The 10-year U.S. Treasury yield climbed three basis points in contrast to a 2-basis point drop in the 10-year British gilt yield. Sovereign debt yields in Japan, Germany, Spain, Italy and France are unchanged from Tuesday closing levels.

Equity markets rebounded sharply in Indonesia and also rose today by 1.2% in New Zealand, 1.1% in South Korea, 0.7% in Japan and 0.6% in Hong Kong, but loses were booked in India of 0.8% and in Taiwan of 0.1%. European stock markets are lower so far, and U.S. stock futures show nil change.

Prices are higher for Bitcoin (+0.8%), 0il (0.9%) and gold (0.2%).

U.S. mortgage applications fell last week for the fourth time in the last six weeks but on balance have risen 13.6% over that entire period. Last week’s 30-year fixed mortgage rate was just 4 basis points above the 13-week low seen in the first week of March.

U.S. data released yesterday featured another sharp drop in the Conference Board’s consumer confidence index to a 50-month low of 92.9 in March from 100.1 in February and a recent high of 112.8 recorded last November. House price inflation in January printed at 4.7% according to the Case-Shiller survey and 4.8% on the FHFA index, and the March Richmond Fed manufacturing index dropped to a reading of -4 from +11 a month earlier.

The proposed Australian fiscal 2026 fiscal budget includes A$ 6.7 billion of new tax cuts and shows a deficit of about A$ 28 billion.

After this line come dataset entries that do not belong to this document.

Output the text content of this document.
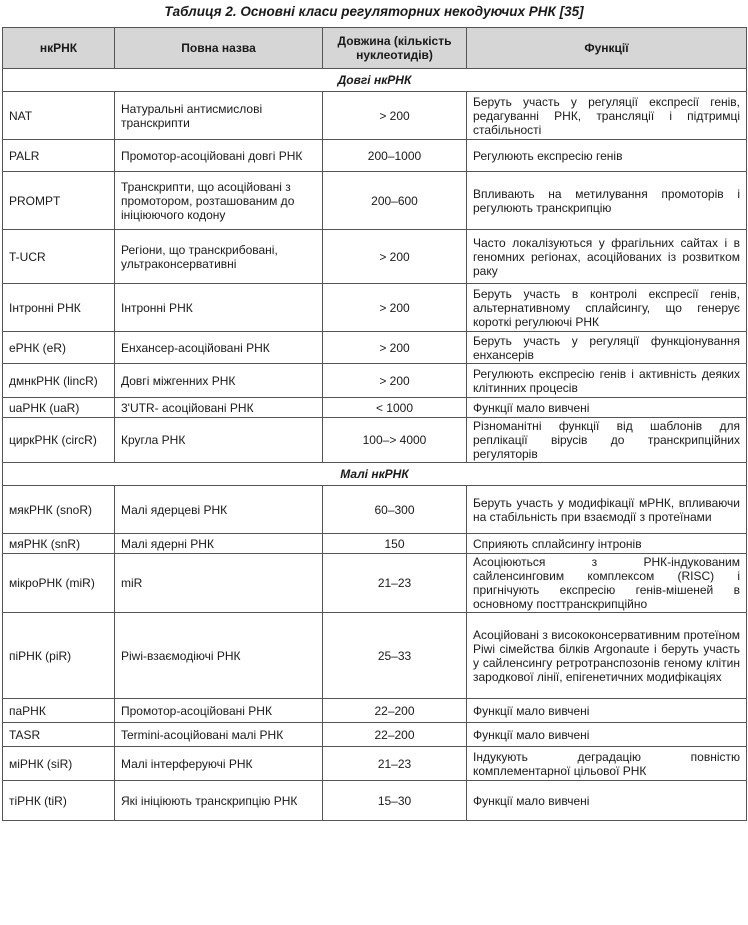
Таблиця 2. Основні класи регуляторних некодуючих РНК [35]
нкРНК	Повна назва	Довжина (кількість нуклеотидів)	Функції
Довгі нкРНК			
NAT	Натуральні антисмислові транскрипти	> 200	Беруть участь у регуляції експресії генів, редагуванні РНК, трансляції і підтримці стабільності
PALR	Промотор-асоційовані довгі РНК	200–1000	Регулюють експресію генів
PROMPT	Транскрипти, що асоційовані з промотором, розташованим до ініціюючого кодону	200–600	Впливають на метилування промоторів і регулюють транскрипцію
T-UCR	Регіони, що транскрибовані, ультраконсервативні	> 200	Часто локалізуються у фрагільних сайтах і в геномних регіонах, асоційованих із розвитком раку
Інтронні РНК	Інтронні РНК	> 200	Беруть участь в контролі експресії генів, альтернативному сплайсингу, що генерує короткі регулюючі РНК
еРНК (eR)	Енхансер-асоційовані РНК	> 200	Беруть участь у регуляції функціонування енхансерів
дмнкРНК (lincR)	Довгі міжгенних РНК	> 200	Регулюють експресію генів і активність деяких клітинних процесів
uaРНК (uaR)	3'UTR- асоційовані РНК	< 1000	Функції мало вивчені
циркРНК (circR)	Кругла РНК	100–> 4000	Різноманітні функції від шаблонів для реплікації вірусів до транскрипційних регуляторів
Малі нкРНК			
мякРНК (snoR)	Малі ядерцеві РНК	60–300	Беруть участь у модифікації мРНК, впливаючи на стабільність при взаємодії з протеїнами
мяРНК (snR)	Малі ядерні РНК	150	Сприяють сплайсингу інтронів
мікроРНК (miR)	miR	21–23	Асоціюються з РНК-індукованим сайленсинговим комплексом (RISC) і пригнічують експресію генів-мішеней в основному посттранскрипційно
піРНК (piR)	Piwi-взаємодіючі РНК	25–33	Асоційовані з висококонсервативним протеїном Piwi сімейства білків Argonaute і беруть участь у сайленсингу ретротранспозонів геному клітин зародкової лінії, епігенетичних модифікаціях
паРНК	Промотор-асоційовані РНК	22–200	Функції мало вивчені
TASR	Termini-асоційовані малі РНК	22–200	Функції мало вивчені
міРНК (siR)	Малі інтерферуючі РНК	21–23	Індукують деградацію повністю комплементарної цільової РНК
тіРНК (tiR)	Які ініціюють транскрипцію РНК	15–30	Функції мало вивчені
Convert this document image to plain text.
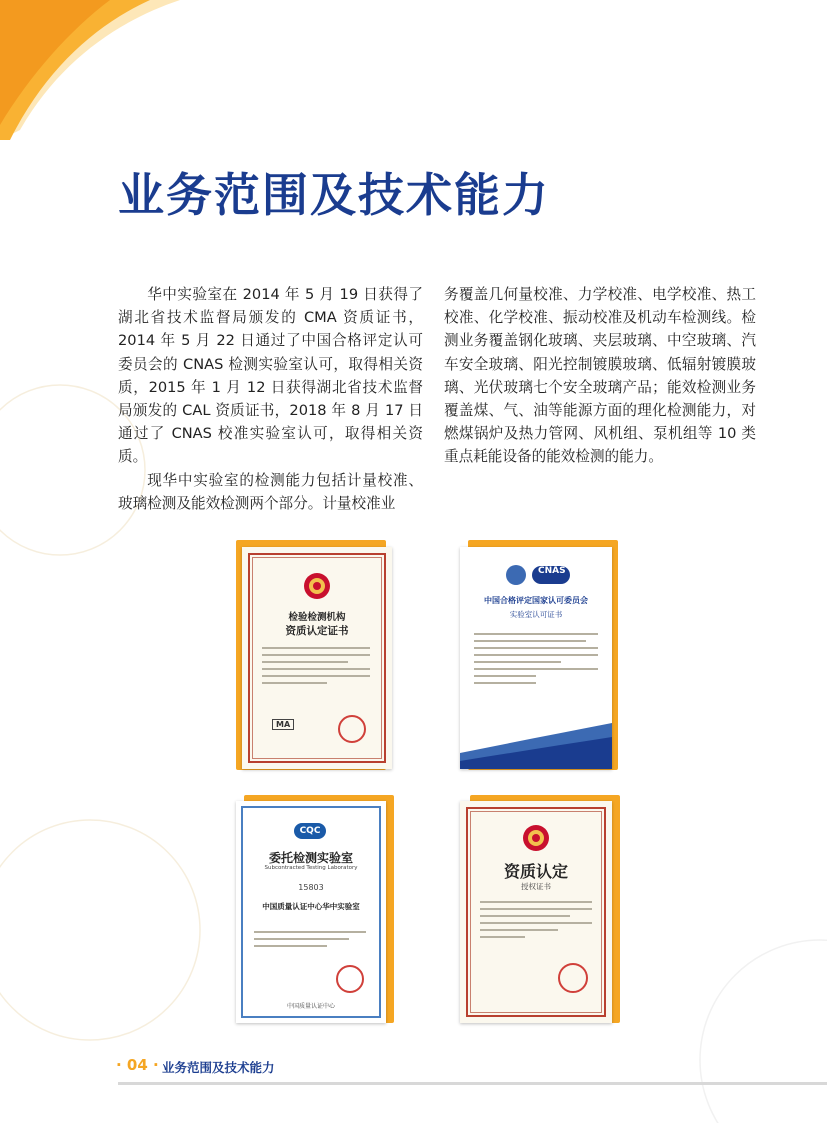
业务范围及技术能力

华中实验室在 2014 年 5 月 19 日获得了湖北省技术监督局颁发的 CMA 资质证书，2014 年 5 月 22 日通过了中国合格评定认可委员会的 CNAS 检测实验室认可，取得相关资质，2015 年 1 月 12 日获得湖北省技术监督局颁发的 CAL 资质证书，2018 年 8 月 17 日通过了 CNAS 校准实验室认可，取得相关资质。

现华中实验室的检测能力包括计量校准、玻璃检测及能效检测两个部分。计量校准业

务覆盖几何量校准、力学校准、电学校准、热工校准、化学校准、振动校准及机动车检测线。检测业务覆盖钢化玻璃、夹层玻璃、中空玻璃、汽车安全玻璃、阳光控制镀膜玻璃、低辐射镀膜玻璃、光伏玻璃七个安全玻璃产品；能效检测业务覆盖煤、气、油等能源方面的理化检测能力，对燃煤锅炉及热力管网、风机组、泵机组等 10 类重点耗能设备的能效检测的能力。

检验检测机构
资质认定证书
MA
CNAS
中国合格评定国家认可委员会
实验室认可证书
CQC
委托检测实验室
Subcontracted Testing Laboratory
15803
中国质量认证中心华中实验室
中国质量认证中心
资质认定
授权证书
· 04 · 业务范围及技术能力
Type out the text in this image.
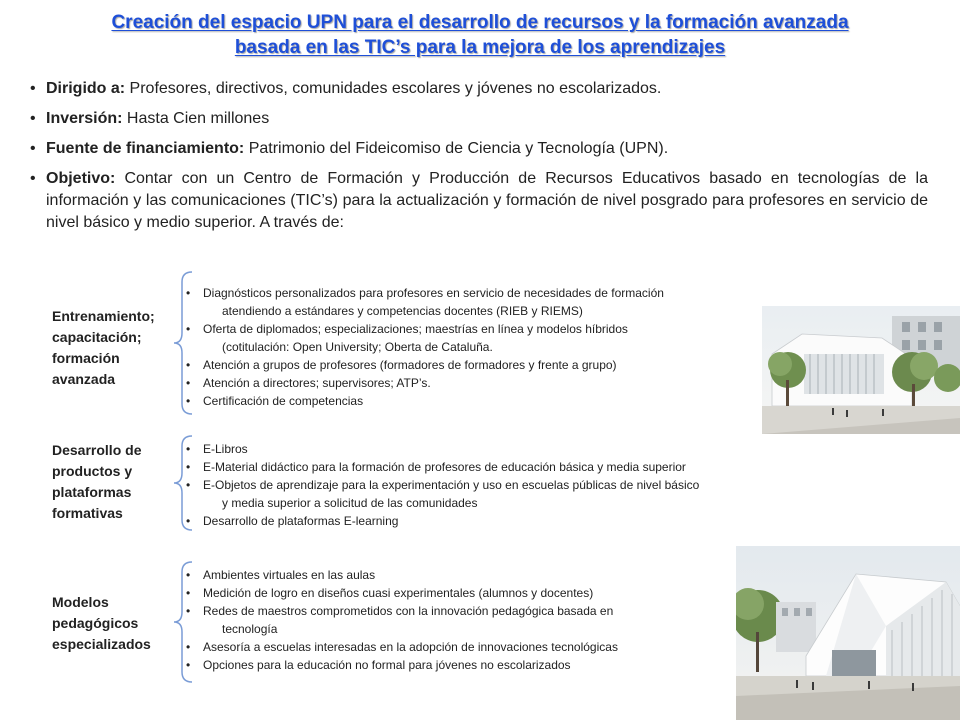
Creación del espacio UPN para el desarrollo de recursos y la formación avanzada
basada en las TIC’s para la mejora de los aprendizajes
• Dirigido a: Profesores, directivos, comunidades escolares y jóvenes no escolarizados.
• Inversión: Hasta Cien millones
• Fuente de financiamiento: Patrimonio del Fideicomiso de Ciencia y Tecnología (UPN).
• Objetivo: Contar con un Centro de Formación y Producción de Recursos Educativos basado en tecnologías de la información y las comunicaciones (TIC’s) para la actualización y formación de nivel posgrado para profesores en servicio de nivel básico y medio superior. A través de:
Entrenamiento;
capacitación;
formación
avanzada
• Diagnósticos personalizados para profesores en servicio de necesidades de formación
atendiendo a estándares y competencias docentes (RIEB y RIEMS)
• Oferta de diplomados; especializaciones; maestrías en línea y modelos híbridos
(cotitulación: Open University; Oberta de Cataluña.
• Atención a grupos de profesores (formadores de formadores y frente a grupo)
• Atención a directores; supervisores; ATP’s.
• Certificación de competencias
Desarrollo de
productos y
plataformas
formativas
• E-Libros
• E-Material didáctico para la formación de profesores de educación básica y media superior
• E-Objetos de aprendizaje para la experimentación y uso en escuelas públicas de nivel básico
y media superior a solicitud de las comunidades
• Desarrollo de plataformas E-learning
Modelos
pedagógicos
especializados
• Ambientes virtuales en las aulas
• Medición de logro en diseños cuasi experimentales (alumnos y docentes)
• Redes de maestros comprometidos con la innovación pedagógica basada en
tecnología
• Asesoría a escuelas interesadas en la adopción de innovaciones tecnológicas
• Opciones para la educación no formal para jóvenes no escolarizados
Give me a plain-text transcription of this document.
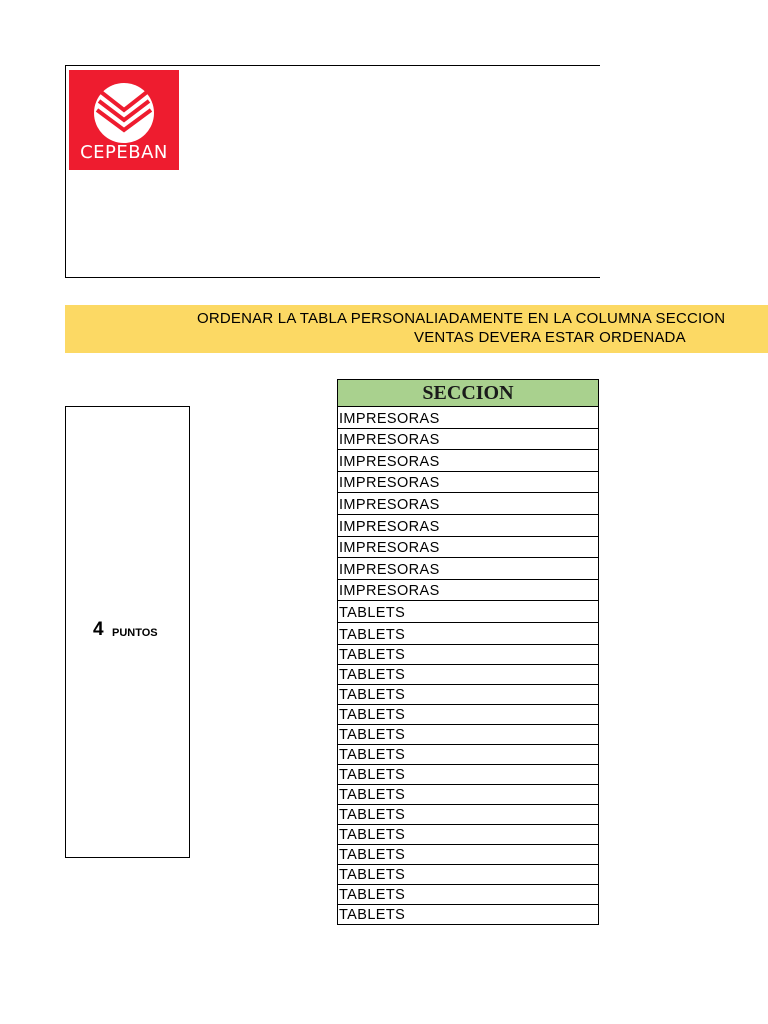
CEPEBAN
ORDENAR LA TABLA PERSONALIADAMENTE EN LA COLUMNA SECCION
VENTAS DEVERA ESTAR ORDENADA
4 PUNTOS
SECCION
IMPRESORAS
IMPRESORAS
IMPRESORAS
IMPRESORAS
IMPRESORAS
IMPRESORAS
IMPRESORAS
IMPRESORAS
IMPRESORAS
TABLETS
TABLETS
TABLETS
TABLETS
TABLETS
TABLETS
TABLETS
TABLETS
TABLETS
TABLETS
TABLETS
TABLETS
TABLETS
TABLETS
TABLETS
TABLETS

The National Bank of Hungary‘s policy interest rate was left unchanged at 6.5%. The most recent change, a 25-basis point cut last September, culminated 425 basis points of reduction in 2024 on top of 225 bps of reduction in the final quarter of 2025. Hungarian CPI inflation of 5.6% in February was above the medium term target range of 2-4%. A recently appointed new governor of the central bank is expected to cooperate with President Orban’s preference of looser monetary policy than his predecessor allowed.

French consumer confidence dipped a point to a 2-month low in March, While Swedish consumer sentiment dropped 4.8 index points to an 11-month low. Swedish business confidence fell 3 points to a 4-month low, whereas business sentiment in South Korea improved to a 4-month high.

Investor confidence in the the Swiss economy swung from a 10-month high of 17.7 in January according to the ZEW expectations index to a 3-month low of -10.7 in March.

Dutch GDP growth last quarter was reconfirmed to have risen 0.4% from 3Q and 1.9% in year-on-year terms, which was the best result in seven quarters. On average, GDP climbed only 1.0% in 2024. A current account surplus in the Netherlands last year of EUR 112.7 billion was about 7% wider than the 2023 surplus.

Spanish GDP growth last quarter was left unrevised at 0.8%. GDP was 3.4% higher than in the final quarter of 2023 and posted a larger increase for all of 2024 (3.2%) than even U.S. GDP.

Corporate service prices in Japan were unchanged on month in February, resulting in the smallest year-on-year pace (3.0%) in five months. Japan’s index of leading economic indicators for January was revised a bit higher, but the index of coincident economic indicators got bumped somewhat higher.

In yet another example of U.S. hard economic data outperform soft survey-compiled measures in these early days of the Trump presidency, U.S. durable goods orders rose 0.9% last month after an upwardly revised 3.3% increase in January. Durables in the first two months of 2025 were 2.3% above their year-earlier level, including a 5.3% on-year advance in the core index of non-defense capital goods orders excluding aircraft.